Her look reflects a quiet, steely determination which says "I did it". And we know why she did it: why, after two years of painful fertility treatment she produced a baby boy. It was for a substantial inheritance, because as her husband, 79-year-old Mohinder Singh Gill put it, relatives had made sure that as a childless couple they would not get their due share in property worth five crore rupees.
So the costs of creating this baby have been paid for many times over. And the child is already a crorepati even though he might be an orphan by the time he turns 21 and is old enough to know what he, and life, is worth.
The question that his parents may not be around to enjoy that moment is unimportant. As is the question of the quality of life they will enjoy along with this child. In this scenario, children are merely possessions that make other possessions possible. And who are we to raise ethical questions?

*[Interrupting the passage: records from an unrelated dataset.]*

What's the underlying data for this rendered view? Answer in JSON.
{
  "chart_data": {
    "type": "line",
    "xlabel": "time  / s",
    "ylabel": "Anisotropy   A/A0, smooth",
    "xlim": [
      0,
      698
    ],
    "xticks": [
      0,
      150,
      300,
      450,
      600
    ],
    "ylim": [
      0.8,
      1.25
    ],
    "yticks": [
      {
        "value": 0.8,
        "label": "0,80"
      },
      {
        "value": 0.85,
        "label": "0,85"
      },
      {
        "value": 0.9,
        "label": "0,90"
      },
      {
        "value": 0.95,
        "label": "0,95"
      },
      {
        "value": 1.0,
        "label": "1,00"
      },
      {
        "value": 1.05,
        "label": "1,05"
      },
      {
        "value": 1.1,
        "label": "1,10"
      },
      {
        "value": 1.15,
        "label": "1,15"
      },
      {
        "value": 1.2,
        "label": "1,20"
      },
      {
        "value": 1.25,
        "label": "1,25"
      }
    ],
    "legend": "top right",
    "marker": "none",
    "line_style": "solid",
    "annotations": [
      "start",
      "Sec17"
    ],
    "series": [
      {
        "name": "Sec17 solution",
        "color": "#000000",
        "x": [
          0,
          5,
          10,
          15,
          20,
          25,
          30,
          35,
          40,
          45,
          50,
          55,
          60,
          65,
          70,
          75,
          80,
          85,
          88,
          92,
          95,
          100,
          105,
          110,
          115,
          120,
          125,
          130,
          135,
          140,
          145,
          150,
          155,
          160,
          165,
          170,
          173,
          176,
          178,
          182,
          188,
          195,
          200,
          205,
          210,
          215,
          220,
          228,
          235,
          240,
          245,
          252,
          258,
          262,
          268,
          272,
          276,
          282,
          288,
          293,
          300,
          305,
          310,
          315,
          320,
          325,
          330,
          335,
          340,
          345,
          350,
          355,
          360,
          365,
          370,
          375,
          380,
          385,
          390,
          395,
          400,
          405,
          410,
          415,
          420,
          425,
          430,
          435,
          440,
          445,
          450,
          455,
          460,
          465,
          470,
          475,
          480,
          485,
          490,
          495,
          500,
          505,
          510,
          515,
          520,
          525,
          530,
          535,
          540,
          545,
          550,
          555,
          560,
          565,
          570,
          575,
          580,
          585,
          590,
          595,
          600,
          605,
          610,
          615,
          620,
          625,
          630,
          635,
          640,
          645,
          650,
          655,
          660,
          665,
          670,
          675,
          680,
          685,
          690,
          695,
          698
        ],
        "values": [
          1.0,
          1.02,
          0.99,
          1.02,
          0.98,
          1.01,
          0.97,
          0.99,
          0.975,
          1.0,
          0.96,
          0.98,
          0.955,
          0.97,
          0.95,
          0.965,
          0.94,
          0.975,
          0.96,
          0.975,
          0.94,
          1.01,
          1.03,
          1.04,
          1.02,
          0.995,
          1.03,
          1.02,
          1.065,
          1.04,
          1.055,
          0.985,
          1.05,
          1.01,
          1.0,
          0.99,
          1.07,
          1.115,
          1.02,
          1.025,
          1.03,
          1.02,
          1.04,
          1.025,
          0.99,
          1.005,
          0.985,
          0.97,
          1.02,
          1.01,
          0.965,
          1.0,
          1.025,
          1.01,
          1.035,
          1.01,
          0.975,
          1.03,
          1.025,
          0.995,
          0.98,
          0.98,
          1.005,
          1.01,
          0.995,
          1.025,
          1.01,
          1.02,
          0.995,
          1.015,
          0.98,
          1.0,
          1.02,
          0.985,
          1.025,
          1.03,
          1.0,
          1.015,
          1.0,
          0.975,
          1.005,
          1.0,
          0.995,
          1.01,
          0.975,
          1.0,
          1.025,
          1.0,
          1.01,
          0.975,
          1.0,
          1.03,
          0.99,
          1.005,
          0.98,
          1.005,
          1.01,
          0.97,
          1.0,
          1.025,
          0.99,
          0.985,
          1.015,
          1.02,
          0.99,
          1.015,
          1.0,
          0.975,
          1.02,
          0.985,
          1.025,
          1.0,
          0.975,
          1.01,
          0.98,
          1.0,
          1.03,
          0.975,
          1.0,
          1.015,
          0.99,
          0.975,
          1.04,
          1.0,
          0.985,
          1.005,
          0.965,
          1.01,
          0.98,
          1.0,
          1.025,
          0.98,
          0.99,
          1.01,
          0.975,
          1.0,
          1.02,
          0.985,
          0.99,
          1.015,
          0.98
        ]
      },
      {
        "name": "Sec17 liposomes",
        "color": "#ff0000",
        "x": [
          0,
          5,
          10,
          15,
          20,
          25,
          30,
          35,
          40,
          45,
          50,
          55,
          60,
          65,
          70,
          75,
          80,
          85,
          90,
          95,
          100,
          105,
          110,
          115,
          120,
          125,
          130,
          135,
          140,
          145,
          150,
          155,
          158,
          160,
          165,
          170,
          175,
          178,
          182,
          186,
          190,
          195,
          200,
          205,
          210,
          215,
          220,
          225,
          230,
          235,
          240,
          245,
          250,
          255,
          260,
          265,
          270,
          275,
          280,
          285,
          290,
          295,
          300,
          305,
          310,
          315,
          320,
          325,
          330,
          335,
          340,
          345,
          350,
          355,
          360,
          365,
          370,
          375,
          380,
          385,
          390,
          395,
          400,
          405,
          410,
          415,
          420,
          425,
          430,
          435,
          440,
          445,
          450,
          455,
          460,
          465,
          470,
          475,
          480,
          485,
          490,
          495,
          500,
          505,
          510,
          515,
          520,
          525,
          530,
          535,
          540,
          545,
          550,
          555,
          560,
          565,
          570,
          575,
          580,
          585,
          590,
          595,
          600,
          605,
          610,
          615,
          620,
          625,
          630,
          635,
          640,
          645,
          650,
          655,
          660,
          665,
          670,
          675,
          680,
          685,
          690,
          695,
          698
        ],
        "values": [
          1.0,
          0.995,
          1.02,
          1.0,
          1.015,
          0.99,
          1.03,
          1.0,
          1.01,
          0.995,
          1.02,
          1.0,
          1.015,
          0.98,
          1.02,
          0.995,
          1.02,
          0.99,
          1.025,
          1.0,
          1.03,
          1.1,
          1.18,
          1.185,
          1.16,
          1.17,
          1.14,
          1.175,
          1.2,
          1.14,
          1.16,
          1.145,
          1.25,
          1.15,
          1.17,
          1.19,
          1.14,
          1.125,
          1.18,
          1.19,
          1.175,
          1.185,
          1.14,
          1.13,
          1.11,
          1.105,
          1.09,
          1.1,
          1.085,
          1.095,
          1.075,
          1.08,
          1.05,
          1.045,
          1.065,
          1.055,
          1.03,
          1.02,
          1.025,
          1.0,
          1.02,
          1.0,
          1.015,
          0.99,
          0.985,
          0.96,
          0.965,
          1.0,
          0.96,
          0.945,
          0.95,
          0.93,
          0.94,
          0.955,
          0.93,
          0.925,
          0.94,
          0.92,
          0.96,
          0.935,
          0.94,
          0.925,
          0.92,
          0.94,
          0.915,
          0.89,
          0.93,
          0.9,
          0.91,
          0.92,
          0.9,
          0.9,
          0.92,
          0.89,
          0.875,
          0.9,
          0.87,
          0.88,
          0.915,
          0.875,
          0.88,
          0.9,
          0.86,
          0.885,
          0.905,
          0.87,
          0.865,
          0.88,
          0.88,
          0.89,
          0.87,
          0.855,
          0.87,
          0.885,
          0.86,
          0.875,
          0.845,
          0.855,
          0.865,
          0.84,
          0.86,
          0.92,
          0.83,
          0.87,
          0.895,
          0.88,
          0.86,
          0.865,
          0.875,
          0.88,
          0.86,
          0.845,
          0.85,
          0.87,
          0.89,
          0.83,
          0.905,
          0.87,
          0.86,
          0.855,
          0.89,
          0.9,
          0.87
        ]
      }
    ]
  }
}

And even if the "ethical" lobby is murmuring - does anyone really care?
When I had written my novel Origins of Love four years ago on the big fertility racket that is booming in India it was almost as though I had stepped into a minefield. Doctors are reluctant to admit it, but this is the easiest way ever, to make money. Just plant a fertilised egg into a woman's body and pop! Out comes a readymade child. The child can be designed and created in any way that the parents desire. And therein lies the danger.
There are a few restrictions now on surrogacy. |
The fact that even a 72-year-old could have a child in Punjab purely to win a property dispute makes one wonder about parenthood.
In Origins of Love I had wanted to question the popular notion whether people who are desperate to have children do so because of a romantic desire - that they want a child with the partner they adore. However, the thesis collapsed quickly. Because babies-on-demand are produced for a variety of reasons - most of them quite unromantic. My book could even have been called Origins of (Self) Love.
And often those mostly to blame really were the doctors.
Or you can call it pragmatism, just as in the case of Daljinder. Perhaps her doctors were equally pragmatic.
So it is no surprise that when my book came out, we had heated discussions about designer babies and the use of women's bodies and wombs for surrogacy. There were many promises that the Assisted Reproduction Technology Bill was about to be changed. Some steps were taken subsequently and there are a few restrictions now on surrogacy - especially on parents who parachute into India to fly back with a child.
But larger issues over the use of ART to create children still remain. Pushing fertility is fine as it deals with the bodies of women. And the resultant child is just a commodity. What happens when this product grows up? Has Daljinder, who has waited over 50 years to be a mother, been allowed to think about that?